アカウントのパスワードが変更またはロックされる前からコンピューターがログインしている場合は、単純な再起動でうまくいく可能性があります。それ以外の場合は、次の手順に従って、タスクの実行とアカウントのロックに関連する可能性のある保存された資格情報を確認します。

ロックアウトが発生しているコンピューターにログオンします。

MicrosoftからPsToolsをダウンロードします。

単一の PsExec.exe ファイルを「C：\ Windows \ System32」に解凍します。

「スタート」を選択し、「CMD」と入力します。

「コマンドプロンプト」を右クリックし、「管理者として実行」を選択します。

次のように入力し、「Enter」を押します
。psexec-i -s -d cmd.exe

別のコマンドウィンドウが開きます。そのウィンドウに次のように入力し、「Enter」を押します：
rundll32 keymgr.dll、KRShowKeyMgr

保存されているユーザー名とパスワードのリストを示すウィンドウが表示されます。
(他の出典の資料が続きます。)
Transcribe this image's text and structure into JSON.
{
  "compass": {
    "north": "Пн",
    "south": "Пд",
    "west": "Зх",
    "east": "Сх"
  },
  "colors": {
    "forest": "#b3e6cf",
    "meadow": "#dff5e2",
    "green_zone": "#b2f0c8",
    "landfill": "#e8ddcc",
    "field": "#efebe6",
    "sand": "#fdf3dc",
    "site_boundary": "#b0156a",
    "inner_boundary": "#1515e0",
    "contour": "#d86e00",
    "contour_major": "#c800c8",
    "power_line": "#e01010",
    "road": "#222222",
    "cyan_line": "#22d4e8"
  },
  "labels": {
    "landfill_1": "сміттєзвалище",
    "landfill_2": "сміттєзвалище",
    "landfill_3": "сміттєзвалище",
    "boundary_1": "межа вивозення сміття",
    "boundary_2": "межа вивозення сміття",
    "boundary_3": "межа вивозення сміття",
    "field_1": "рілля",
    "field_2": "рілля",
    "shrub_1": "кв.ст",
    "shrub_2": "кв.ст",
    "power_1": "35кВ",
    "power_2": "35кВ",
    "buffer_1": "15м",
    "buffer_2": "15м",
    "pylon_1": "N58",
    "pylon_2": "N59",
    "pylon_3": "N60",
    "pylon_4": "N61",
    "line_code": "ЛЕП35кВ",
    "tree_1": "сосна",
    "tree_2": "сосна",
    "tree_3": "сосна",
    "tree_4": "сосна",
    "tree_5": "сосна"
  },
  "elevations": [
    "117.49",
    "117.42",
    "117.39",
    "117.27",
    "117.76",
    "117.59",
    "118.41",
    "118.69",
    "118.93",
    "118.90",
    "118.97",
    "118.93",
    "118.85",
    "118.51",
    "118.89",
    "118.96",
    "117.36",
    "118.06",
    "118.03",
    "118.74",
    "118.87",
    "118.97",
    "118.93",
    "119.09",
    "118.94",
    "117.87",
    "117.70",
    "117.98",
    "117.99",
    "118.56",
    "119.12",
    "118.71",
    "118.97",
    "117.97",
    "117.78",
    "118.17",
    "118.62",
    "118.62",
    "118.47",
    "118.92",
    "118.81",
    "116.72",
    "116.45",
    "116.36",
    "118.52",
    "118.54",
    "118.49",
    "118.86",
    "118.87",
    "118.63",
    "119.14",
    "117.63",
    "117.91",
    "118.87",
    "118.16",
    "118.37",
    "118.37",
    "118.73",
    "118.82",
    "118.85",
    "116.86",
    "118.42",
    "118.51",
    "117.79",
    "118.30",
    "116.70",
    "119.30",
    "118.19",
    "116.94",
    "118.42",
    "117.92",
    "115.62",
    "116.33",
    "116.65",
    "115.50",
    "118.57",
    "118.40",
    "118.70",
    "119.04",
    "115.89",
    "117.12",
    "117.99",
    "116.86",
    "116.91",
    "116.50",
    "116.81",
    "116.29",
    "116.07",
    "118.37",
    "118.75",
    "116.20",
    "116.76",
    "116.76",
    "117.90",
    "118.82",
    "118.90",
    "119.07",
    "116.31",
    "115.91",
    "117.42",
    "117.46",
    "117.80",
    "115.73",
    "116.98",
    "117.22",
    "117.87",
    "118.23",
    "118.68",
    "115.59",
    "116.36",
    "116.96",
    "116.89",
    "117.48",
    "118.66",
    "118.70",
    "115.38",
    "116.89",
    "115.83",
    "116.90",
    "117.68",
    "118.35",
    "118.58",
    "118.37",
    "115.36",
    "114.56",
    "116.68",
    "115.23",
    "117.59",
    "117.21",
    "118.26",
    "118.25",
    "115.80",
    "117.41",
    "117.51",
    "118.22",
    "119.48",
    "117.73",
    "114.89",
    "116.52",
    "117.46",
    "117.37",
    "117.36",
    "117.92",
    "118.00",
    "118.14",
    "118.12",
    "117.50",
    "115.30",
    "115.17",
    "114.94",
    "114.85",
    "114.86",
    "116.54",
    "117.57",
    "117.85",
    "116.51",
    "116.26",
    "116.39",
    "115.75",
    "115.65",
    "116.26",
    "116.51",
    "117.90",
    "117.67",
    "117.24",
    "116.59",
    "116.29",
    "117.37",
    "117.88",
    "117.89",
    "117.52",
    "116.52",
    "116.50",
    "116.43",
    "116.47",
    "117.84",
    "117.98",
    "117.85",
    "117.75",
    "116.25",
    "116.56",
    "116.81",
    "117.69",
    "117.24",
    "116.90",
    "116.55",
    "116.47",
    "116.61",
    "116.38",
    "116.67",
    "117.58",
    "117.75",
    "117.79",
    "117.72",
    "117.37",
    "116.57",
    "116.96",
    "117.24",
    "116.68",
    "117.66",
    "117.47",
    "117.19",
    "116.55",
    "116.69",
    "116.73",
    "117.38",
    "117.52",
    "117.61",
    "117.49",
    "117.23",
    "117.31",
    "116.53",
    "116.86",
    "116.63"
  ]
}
アカウントをロックしている可能性のあるアイテムをこのリストから「削除」するか、「編集…」を選択してパスワードを更新するかを選択できます。

よくある質問

イベントログは、AD環境に存在しないコンピューター名がアカウントをロックしていることを示しています。追跡して停止するにはどうすればよいですか？

ほとんどの場合、誰かがOutlookアプリを携帯電話またはタブレットにインストールしました。デバイスは、MicrosoftExchangeサーバーなどの別のデバイスを介して認証を試みています。これは、次の手順で確認できます。

上記の「ロックアウトが発生したドメインコントローラの検索」セクションで概説されている手順1〜6を実行します。

ドメインコントローラーにログインし、Netlogonサービスのデバッグログを有効にします。

ロックアウトが再び発生するのを待ちます。完了したら、ロックアウトステータスツールに戻り、DCを右クリックして、[ Netlogonログを開く]を選択します。

「編集」>「検索」を選択し、アカウントのロックされたユーザー名を検索します。呼び出し元のコンピューター名の後に、要求の送信元を中括弧で囲んで別のコンピューター名を表示する必要があります。